On April 1, 2020, Jonathan Toebbe, a Navy nuclear engineer with an active Top Secret Security Clearance through the Defense Department and a Q clearance from the Department of Energy, allegedly mailed a package containing U.S. Navy documents, an SD card with instructions to secretly communicate online, and a letter to an address in a foreign country. According to the indictment, Toebbe wrote in the letter: “I apologize for this poor translation into your language. Please forward this letter to your military intelligence agency. I believe this information will be of great value to your nation. This is not a hoax.”

On December 20, 2020, representatives from the unidentified foreign country gave the package to an FBI attaché. Six days later, the FBI sent an encrypted email to Toebbe, who spent the next several months falsely believing that he was communicating with a representative of the foreign government.

After the undercover agent issued a $10,000 payment in cryptocurrency for “good faith,” Toebbe and his wife, Diana, were observed by FBI agents at the dead drop location in Jefferson County, West Virginia, on June 26, 2021. Diana allegedly acted as a lookout, while Toebbe placed an SD card inside a peanut butter sandwich that was used for the dead drop.

When the undercover agent paid $20,000 in cryptocurrency, Toebbe reportedly provided the password to the encrypted files, which contained sensitive military design elements, operating parameters, and performance characteristics of Virginia-class submarine reactors.

On August 28, Toebbe made another dead drop of an SD card in eastern Virginia, this time concealing the card in a chewing gum package. After making a payment to Toebbe of $70,000 in cryptocurrency, the FBI received a decryption key for the card, which contained more classified information regarding military-grade nuclear submarines.

On Saturday, the FBI and the Naval Criminal Investigative Service (NCIS) arrested Toebbe and his wife for violating the Atomic Energy Act. According to the criminal complaint, they were charged with Conspiracy to Communicate Restricted Data and Communication of Restricted Data.
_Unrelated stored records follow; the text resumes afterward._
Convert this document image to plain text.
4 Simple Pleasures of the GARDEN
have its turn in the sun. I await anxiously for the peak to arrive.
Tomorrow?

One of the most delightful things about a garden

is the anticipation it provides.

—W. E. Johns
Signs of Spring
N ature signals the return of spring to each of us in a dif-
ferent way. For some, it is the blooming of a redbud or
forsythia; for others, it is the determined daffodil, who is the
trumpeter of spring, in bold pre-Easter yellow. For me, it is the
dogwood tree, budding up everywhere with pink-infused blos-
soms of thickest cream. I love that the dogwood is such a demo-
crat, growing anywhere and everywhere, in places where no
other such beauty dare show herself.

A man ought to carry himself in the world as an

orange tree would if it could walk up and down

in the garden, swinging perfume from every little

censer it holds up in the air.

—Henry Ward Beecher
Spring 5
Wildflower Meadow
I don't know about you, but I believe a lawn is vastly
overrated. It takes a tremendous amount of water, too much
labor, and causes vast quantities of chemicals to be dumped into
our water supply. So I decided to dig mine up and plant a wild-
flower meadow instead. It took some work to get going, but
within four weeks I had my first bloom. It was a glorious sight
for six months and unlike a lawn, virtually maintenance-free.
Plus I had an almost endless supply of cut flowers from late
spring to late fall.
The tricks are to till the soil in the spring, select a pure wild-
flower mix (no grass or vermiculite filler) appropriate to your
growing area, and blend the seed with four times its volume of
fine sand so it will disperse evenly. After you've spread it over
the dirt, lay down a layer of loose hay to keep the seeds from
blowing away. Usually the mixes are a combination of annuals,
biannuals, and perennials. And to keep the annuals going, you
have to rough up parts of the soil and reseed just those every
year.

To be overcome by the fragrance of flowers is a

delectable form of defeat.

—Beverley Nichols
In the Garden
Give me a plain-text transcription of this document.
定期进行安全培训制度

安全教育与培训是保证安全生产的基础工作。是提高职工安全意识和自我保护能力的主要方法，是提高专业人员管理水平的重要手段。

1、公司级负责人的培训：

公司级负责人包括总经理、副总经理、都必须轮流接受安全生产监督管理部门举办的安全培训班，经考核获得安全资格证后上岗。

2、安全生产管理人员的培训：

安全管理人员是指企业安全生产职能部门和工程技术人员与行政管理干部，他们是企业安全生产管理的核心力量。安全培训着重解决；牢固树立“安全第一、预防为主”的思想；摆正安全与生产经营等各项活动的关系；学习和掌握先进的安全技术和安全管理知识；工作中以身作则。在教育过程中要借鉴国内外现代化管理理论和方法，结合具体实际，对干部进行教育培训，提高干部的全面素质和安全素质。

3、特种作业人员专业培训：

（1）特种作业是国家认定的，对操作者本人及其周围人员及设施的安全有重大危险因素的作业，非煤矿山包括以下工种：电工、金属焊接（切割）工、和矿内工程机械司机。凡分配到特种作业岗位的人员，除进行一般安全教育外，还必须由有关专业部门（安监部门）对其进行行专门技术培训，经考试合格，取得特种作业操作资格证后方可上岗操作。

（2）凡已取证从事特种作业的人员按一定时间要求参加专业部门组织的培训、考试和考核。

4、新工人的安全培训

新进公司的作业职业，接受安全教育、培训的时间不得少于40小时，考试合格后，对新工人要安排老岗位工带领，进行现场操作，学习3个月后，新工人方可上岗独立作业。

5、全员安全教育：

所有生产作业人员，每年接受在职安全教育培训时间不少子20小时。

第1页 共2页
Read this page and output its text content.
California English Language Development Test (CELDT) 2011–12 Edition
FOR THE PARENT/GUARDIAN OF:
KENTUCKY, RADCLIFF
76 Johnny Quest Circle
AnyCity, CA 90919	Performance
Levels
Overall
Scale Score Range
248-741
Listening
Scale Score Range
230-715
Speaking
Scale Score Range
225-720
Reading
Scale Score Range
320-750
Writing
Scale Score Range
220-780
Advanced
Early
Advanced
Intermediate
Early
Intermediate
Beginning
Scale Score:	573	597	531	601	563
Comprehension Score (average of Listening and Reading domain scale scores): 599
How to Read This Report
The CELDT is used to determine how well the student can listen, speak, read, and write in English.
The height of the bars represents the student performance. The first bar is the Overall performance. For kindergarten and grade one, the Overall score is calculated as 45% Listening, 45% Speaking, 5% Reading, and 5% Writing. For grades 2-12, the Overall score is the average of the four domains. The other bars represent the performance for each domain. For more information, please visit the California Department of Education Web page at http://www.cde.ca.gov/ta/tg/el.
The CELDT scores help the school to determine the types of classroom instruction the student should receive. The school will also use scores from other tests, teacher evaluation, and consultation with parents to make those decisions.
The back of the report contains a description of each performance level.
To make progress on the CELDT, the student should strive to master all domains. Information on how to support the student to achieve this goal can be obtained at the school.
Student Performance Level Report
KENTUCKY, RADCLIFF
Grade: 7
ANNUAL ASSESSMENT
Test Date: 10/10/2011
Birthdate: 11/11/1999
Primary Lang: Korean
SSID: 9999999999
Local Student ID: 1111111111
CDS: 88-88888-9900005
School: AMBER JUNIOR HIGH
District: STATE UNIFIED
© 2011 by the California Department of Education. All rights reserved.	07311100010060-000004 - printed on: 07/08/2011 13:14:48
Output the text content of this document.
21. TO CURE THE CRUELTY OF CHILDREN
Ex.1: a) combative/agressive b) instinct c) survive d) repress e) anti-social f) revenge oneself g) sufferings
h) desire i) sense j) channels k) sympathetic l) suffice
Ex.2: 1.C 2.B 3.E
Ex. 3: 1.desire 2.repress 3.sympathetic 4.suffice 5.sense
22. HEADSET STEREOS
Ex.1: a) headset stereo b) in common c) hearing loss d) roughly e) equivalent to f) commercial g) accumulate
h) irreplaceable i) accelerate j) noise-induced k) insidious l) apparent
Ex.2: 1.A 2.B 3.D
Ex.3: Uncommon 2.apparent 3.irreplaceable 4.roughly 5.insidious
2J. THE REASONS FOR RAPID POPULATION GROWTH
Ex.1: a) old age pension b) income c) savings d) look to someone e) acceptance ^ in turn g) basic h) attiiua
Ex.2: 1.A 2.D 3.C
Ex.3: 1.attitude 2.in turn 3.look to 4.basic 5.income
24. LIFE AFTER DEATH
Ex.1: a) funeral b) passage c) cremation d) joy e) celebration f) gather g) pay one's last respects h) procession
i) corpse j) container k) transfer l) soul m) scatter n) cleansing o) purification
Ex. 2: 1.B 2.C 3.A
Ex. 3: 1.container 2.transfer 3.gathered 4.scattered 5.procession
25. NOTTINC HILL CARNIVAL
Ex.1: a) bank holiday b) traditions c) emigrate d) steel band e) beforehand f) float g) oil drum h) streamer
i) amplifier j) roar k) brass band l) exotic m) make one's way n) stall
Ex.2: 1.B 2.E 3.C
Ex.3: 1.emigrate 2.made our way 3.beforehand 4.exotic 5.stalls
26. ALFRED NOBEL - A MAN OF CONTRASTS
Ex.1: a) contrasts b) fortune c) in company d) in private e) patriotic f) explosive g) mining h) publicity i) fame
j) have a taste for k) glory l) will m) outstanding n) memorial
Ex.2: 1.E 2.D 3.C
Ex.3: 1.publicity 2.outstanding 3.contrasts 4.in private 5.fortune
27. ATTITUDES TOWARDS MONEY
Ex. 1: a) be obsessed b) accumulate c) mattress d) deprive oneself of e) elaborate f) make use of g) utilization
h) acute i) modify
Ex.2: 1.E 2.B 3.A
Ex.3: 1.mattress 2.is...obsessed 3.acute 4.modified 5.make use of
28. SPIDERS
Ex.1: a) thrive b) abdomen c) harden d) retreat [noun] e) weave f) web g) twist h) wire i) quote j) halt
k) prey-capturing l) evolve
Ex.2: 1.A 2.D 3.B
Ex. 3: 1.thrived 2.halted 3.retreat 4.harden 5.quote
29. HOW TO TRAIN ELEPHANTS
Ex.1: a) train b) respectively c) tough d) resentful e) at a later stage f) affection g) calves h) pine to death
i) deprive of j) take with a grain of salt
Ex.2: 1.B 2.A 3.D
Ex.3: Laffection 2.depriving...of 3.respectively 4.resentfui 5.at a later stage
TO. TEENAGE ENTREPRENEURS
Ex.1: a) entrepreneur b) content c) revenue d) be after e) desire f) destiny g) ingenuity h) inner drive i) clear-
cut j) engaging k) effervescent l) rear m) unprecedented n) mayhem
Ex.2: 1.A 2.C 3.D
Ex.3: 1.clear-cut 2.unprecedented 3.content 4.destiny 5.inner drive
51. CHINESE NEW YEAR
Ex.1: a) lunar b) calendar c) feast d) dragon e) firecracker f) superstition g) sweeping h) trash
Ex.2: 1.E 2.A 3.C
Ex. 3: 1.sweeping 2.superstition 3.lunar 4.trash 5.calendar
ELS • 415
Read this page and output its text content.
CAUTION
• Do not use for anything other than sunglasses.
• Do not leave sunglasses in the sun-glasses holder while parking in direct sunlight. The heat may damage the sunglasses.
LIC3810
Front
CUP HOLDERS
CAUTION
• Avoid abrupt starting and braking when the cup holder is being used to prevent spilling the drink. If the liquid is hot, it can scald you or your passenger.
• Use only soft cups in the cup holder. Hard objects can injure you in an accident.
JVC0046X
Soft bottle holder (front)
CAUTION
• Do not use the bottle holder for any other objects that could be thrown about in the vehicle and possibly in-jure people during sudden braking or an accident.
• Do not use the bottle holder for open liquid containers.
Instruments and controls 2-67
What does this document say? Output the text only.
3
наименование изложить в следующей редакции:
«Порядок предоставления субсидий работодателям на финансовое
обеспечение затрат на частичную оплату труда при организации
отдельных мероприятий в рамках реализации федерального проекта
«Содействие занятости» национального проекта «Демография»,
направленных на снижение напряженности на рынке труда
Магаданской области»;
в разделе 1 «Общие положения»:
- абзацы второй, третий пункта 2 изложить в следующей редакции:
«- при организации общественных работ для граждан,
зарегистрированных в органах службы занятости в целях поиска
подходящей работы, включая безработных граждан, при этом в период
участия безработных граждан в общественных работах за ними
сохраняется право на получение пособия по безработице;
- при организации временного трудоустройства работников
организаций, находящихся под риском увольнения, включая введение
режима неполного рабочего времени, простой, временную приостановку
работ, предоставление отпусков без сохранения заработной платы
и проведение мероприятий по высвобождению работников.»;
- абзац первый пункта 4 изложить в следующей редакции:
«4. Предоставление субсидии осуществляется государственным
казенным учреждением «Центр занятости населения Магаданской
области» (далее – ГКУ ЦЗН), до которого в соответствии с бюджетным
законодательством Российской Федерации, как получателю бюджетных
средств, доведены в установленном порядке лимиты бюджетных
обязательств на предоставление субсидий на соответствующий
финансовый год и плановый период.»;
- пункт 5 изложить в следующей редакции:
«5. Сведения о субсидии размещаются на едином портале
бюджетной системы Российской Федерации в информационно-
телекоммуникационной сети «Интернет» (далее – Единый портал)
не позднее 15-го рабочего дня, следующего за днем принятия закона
“The complaint charges a plot to transmit information relating to the design of our nuclear submarines to a foreign nation,” said Attorney General Merrick Garland in a recent press release. “The work of the FBI, Department of Justice prosecutors, the Naval Criminal Investigative Service and the Department of Energy was critical in thwarting the plot charged in the complaint and taking this first step in bringing the perpetrators to justice.”